子育て世帯にとっては住宅資金贈与の位置づけかも?(続き)
前回は『教育資金の一括贈与』の制度についてお話をさせていただきました。子育て世帯にとっては、教育費の負担軽減が住宅購入へ背中を押すことになるのではないか?つまり、住宅資金贈与の側面もあるかもしれないということでした。
教育資金贈与は1人1500万円までということですから、お子様が2人いるご家庭ならば、3000万円まで贈与が出来ることになります。1人あたりに掛かる教育費で言われているのは、いわゆる小中高大の進路が公立か私立か、特に大学等については文系か理系か、2年・4年・6年か、自宅か下宿かによって、総額が1000万〜3000万の範囲で動くと言われています。このように家計にとって不確定要素が多いため、将来への不安は少なくないはずです。
それでも実際に利用されているご家庭をあまり見かけません。まだまだ認知がされていないのか、一般的な家庭にそこまで余裕や考えが及ばないのかハッキリわからないのですが、利用されているお客様へ使い勝手を伺ってみたところ、結構面倒なところがあるようです。また慎重な判断と注意が必要です。
慎重な判断の部分ですが「教育資金の一括贈与」は一旦始めると取り消しが出来ないこと、さらに口座開設は1つの金融機関しかできず変更も出来ないということです。
面倒な部分では信託された資金残高を定期的に管理しながら、次の使い道を考える、教育費の証拠となる書類(領収書等)の収集や管理が大変だそうです。最終的に使い残した額に贈与税が掛かってしまうことも気がかりなようです。

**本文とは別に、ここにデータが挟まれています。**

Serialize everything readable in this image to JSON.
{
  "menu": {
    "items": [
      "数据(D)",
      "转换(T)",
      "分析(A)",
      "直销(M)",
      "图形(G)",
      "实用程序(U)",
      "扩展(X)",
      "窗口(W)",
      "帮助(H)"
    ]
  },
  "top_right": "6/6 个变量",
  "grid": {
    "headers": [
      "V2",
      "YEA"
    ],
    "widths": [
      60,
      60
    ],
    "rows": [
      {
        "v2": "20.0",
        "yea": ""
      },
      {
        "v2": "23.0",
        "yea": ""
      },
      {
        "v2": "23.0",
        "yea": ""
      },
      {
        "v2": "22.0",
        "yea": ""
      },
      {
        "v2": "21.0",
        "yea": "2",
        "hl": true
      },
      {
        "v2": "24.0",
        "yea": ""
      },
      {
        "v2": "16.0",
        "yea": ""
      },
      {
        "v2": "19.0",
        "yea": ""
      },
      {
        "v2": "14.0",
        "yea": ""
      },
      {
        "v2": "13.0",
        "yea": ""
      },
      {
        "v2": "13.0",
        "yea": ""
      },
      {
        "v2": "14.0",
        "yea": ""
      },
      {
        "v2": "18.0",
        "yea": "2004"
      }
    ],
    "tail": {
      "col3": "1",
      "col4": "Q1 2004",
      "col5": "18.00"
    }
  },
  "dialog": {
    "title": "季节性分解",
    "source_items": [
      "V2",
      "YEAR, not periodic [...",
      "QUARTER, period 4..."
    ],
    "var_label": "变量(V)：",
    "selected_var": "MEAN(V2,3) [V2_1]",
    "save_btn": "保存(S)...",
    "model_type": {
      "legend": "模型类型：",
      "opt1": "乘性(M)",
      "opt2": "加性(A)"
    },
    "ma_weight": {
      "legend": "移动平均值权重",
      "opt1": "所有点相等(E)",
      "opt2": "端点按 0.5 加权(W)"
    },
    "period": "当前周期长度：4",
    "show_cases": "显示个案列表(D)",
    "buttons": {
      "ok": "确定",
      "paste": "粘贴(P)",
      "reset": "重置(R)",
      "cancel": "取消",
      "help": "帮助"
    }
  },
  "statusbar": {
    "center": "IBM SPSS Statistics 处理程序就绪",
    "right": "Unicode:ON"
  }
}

その中で最も注意しないといけない点は「支払った金額が対象となるかどうか」だそうです。実際にありそうな誤解など少しお伝えしておきます。
1.単に参考書や問題集を買った場合は対象とならない。
2.学校の指示で買った教科書代や模擬試験代などは対象となるが、一般的に業者へ支払われるために学校費用には含まれない。学校以外の費用には含まれる。
3.習い事での物品購入。たとえば、音楽教室に通うために楽器を購入しないと行けない場合、教室経由で購入する場合に対象となりますが、自分で楽器店にて購入した場合に対象とならない可能性があります。領収書等(発行元)によって非課税の範囲かどうかチェックされるからです。もしそれが○○○万円もするバイオリンだったとしたら・・・そんな想像をするとちょっと怖くなりますね。
4.学校以外の費用に関しての領収書では一定の形式が必要です。確定日付・金額・内容・支払い先名・支払い先の住所が網羅されていないといけません。整っていない場合、金融機関は信託された教育資金の払い出しになかなか応じてくれません。
それでも教育資金の一括贈与は大変助かるのかもしれません。ただ「暦年贈与(年間110万円迄)」や「直系尊属からの住宅資金贈与の特例(平成26年は500万円か1000万円迄)よりも規模が大きい上に長期間に及ぶものなので、しっかりと知識を持って教育費の想定・管理が必要なことがお分かりいただけると思います。制度を賢く効率良く利用されるためにも、税理士等など専門家へご確認いただくことをお勧めします。
最後に贈与の特例は来年以降に向けて改正がありそうな気配です。引き続き注目していきたいと思います。